Clacton-on-Sea: Martello Tower E
Introduction
The photograph on this page of Clacton-on-Sea: Martello Tower E by Nigel Cox as part of the Geograph project.
The Geograph project started in 2005 with the aim of publishing, organising and preserving representative images for every square kilometre of Great Britain, Ireland and the Isle of Man.

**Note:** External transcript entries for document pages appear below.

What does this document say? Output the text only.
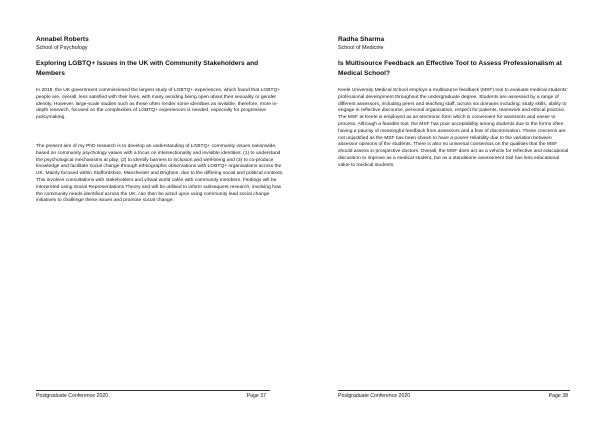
Annabel Roberts
School of Psychology
Exploring LGBTQ+ Issues in the UK with Community Stakeholders and Members

In 2018, the UK government commissioned the largest study of LGBTQ+ experiences, which found that LGBTQ+ people are, overall, less satisfied with their lives, with many avoiding being open about their sexuality or gender identity. However, large-scale studies such as these often render some identities as invisible, therefore, more in-depth research, focused on the complexities of LGBTQ+ experiences is needed, especially for progressive policymaking.

The present aim of my PhD research is to develop an understanding of LGBTQ+ community issues nationwide, based on community psychology values with a focus on intersectionality and invisible identities; (1) to understand the psychological mechanisms at play, (2) to identify barriers to inclusion and well-being and (3) to co-produce knowledge and facilitate social change through ethnographic observations with LGBTQ+ organisations across the UK. Mainly focused within Staffordshire, Manchester and Brighton, due to the differing social and political contexts. This involves consultations with stakeholders and virtual world cafés with community members. Findings will be interpreted using Social Representations Theory and will be utilised to inform subsequent research, involving how the community needs identified across the UK, can then be acted upon using community lead social change initiatives to challenge these issues and promote social change.

Postgraduate Conference 2020	Page 37
Radha Sharma
School of Medicine
Is Multisource Feedback an Effective Tool to Assess Professionalism at Medical School?

Keele University Medical School employs a multisource feedback (MSF) tool to evaluate medical students' professional development throughout the undergraduate degree. Students are assessed by a range of different assessors, including peers and teaching staff, across six domains including; study skills, ability to engage in reflective discourse, personal organisation, respect for patients, teamwork and ethical practice. The MSF at Keele is employed as an electronic form which is convenient for assessors and easier to process. Although a feasible tool, the MSF has poor acceptability among students due to the forms often having a paucity of meaningful feedback from assessors and a fear of discrimination. These concerns are not unjustified as the MSF has been shown to have a poorer reliability due to the variation between assessor opinions of the students. There is also no universal consensus on the qualities that the MSF should assess in prospective doctors. Overall, the MSF does act as a vehicle for reflective and educational discussion to improve as a medical student, but as a standalone assessment tool has less educational value to medical students.

Postgraduate Conference 2020	Page 38
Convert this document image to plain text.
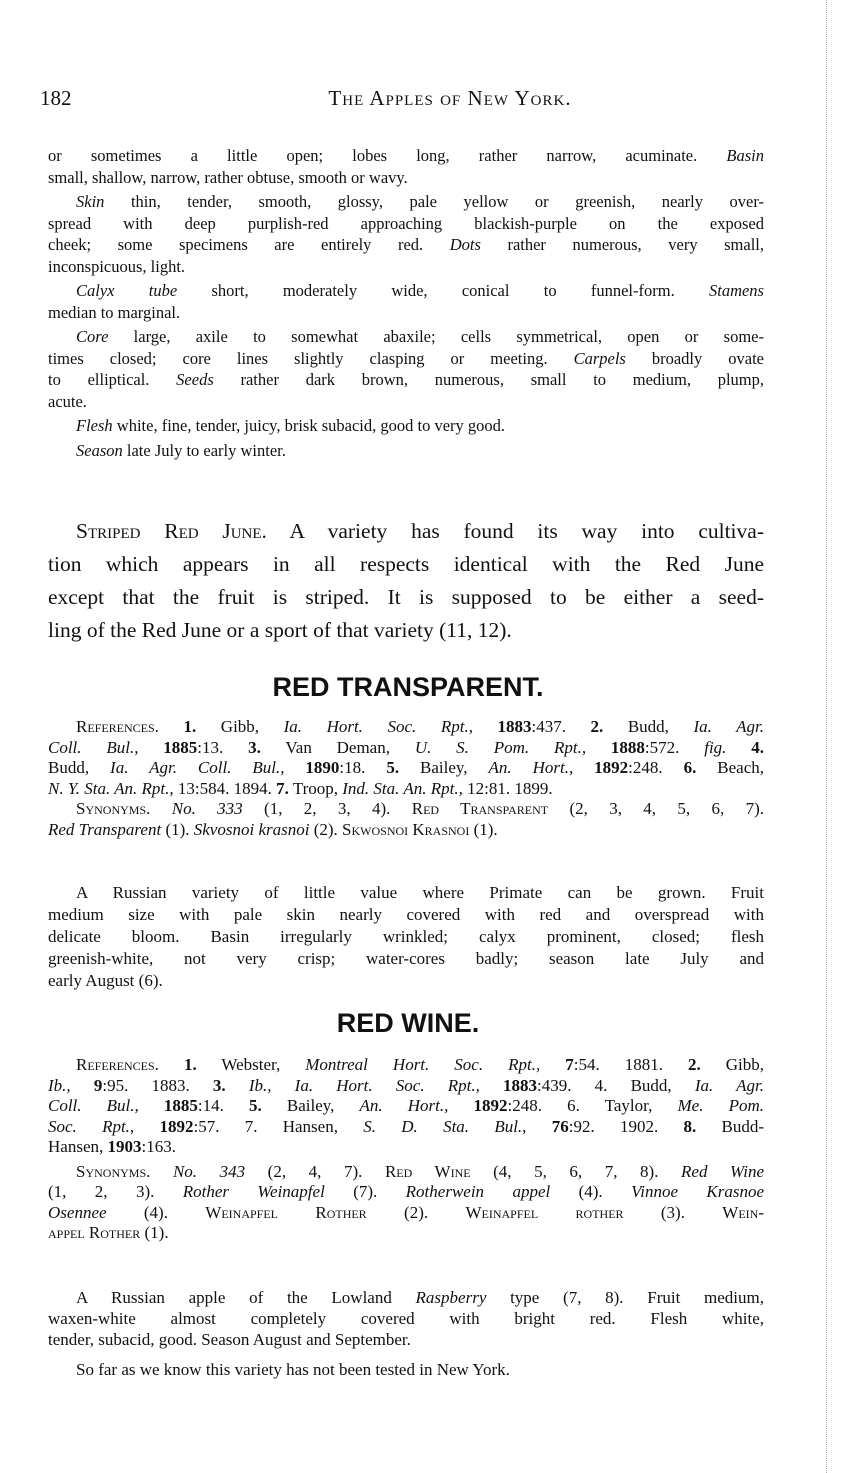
182	The Apples of New York.
or sometimes a little open; lobes long, rather narrow, acuminate. Basin
small, shallow, narrow, rather obtuse, smooth or wavy.
Skin thin, tender, smooth, glossy, pale yellow or greenish, nearly over-
spread with deep purplish-red approaching blackish-purple on the exposed
cheek; some specimens are entirely red. Dots rather numerous, very small,
inconspicuous, light.
Calyx tube short, moderately wide, conical to funnel-form. Stamens
median to marginal.
Core large, axile to somewhat abaxile; cells symmetrical, open or some-
times closed; core lines slightly clasping or meeting. Carpels broadly ovate
to elliptical. Seeds rather dark brown, numerous, small to medium, plump,
acute.
Flesh white, fine, tender, juicy, brisk subacid, good to very good.
Season late July to early winter.
Striped Red June. A variety has found its way into cultiva-
tion which appears in all respects identical with the Red June
except that the fruit is striped. It is supposed to be either a seed-
ling of the Red June or a sport of that variety (11, 12).
RED TRANSPARENT.
References. 1. Gibb, Ia. Hort. Soc. Rpt., 1883:437. 2. Budd, Ia. Agr.
Coll. Bul., 1885:13. 3. Van Deman, U. S. Pom. Rpt., 1888:572. fig. 4.
Budd, Ia. Agr. Coll. Bul., 1890:18. 5. Bailey, An. Hort., 1892:248. 6. Beach,
N. Y. Sta. An. Rpt., 13:584. 1894. 7. Troop, Ind. Sta. An. Rpt., 12:81. 1899.
Synonyms. No. 333 (1, 2, 3, 4). Red Transparent (2, 3, 4, 5, 6, 7).
Red Transparent (1). Skvosnoi krasnoi (2). Skwosnoi Krasnoi (1).
A Russian variety of little value where Primate can be grown. Fruit
medium size with pale skin nearly covered with red and overspread with
delicate bloom. Basin irregularly wrinkled; calyx prominent, closed; flesh
greenish-white, not very crisp; water-cores badly; season late July and
early August (6).
RED WINE.
References. 1. Webster, Montreal Hort. Soc. Rpt., 7:54. 1881. 2. Gibb,
Ib., 9:95. 1883. 3. Ib., Ia. Hort. Soc. Rpt., 1883:439. 4. Budd, Ia. Agr.
Coll. Bul., 1885:14. 5. Bailey, An. Hort., 1892:248. 6. Taylor, Me. Pom.
Soc. Rpt., 1892:57. 7. Hansen, S. D. Sta. Bul., 76:92. 1902. 8. Budd-
Hansen, 1903:163.
Synonyms. No. 343 (2, 4, 7). Red Wine (4, 5, 6, 7, 8). Red Wine
(1, 2, 3). Rother Weinapfel (7). Rotherwein appel (4). Vinnoe Krasnoe
Osennee (4). Weinapfel Rother (2). Weinapfel rother (3). Wein-
appel Rother (1).
A Russian apple of the Lowland Raspberry type (7, 8). Fruit medium,
waxen-white almost completely covered with bright red. Flesh white,
tender, subacid, good. Season August and September.
So far as we know this variety has not been tested in New York.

There are currently over 7.5m images from over 14,400 individuals and you can help contribute to the project by visiting https://www.geograph.org.uk

Image: © Nigel Cox Taken: 28 Oct 2018
The east coast Martello Towers were built between 1808 and 1812. 29 were built from St Osyth in Essex north-eastwards to Aldeburgh in Suffolk, and are named by Historic England in the same order from A to Z then AA to CC, so this is the fifth tower along. Just to confuse the issue the Ordnance Survey refer to this one as Tower No 2 on all their mapping. The east coast towers are not circular in plan nor oval as might be thought from this viewpoint, but more of a triangular ovoid for want of a better term. This one is a Scheduled Monument and a Grade II Listed Building and the Historic England website describes it quite briefly thus:- "Martello Tower adjacent to sea wall, Butlins Holiday Village. Vari-coloured brick, made at Grays, Essex, now rendered. Stone parapet. Rusticated stone dressings to 4 windows and door at half height. Built at a cost of approximately £5,000." The Butlin's Holiday Camp has long been demolished, but the 1955 large scale Ordnance Survey maps show the tower completely surrounded by the camp. Interestingly the Victorian Ordnance Survey large scale maps do not show these towers at all, just the boundary lines of the plots, so evidently they were considered to be of military significance long after the threat of a Napoleonic invasion had passed. This one is evidently in a dangerous state and a half-hearted attempt has been made to keep the hoi polloi out with some fairly rickety Heras fencing. The Ordnance Survey records also show that there is a 4th Order Triangulation Station, a bolt, set somewhere on the roof. This would have served the same purpose as the more familiar triangulation pillars, as being a point that had been very accurately co-ordinated to the mapping grid of the time. The OS records also state that it was last maintained in 1959, and that since the tower was bricked up, a very long ladder was required to access the roof!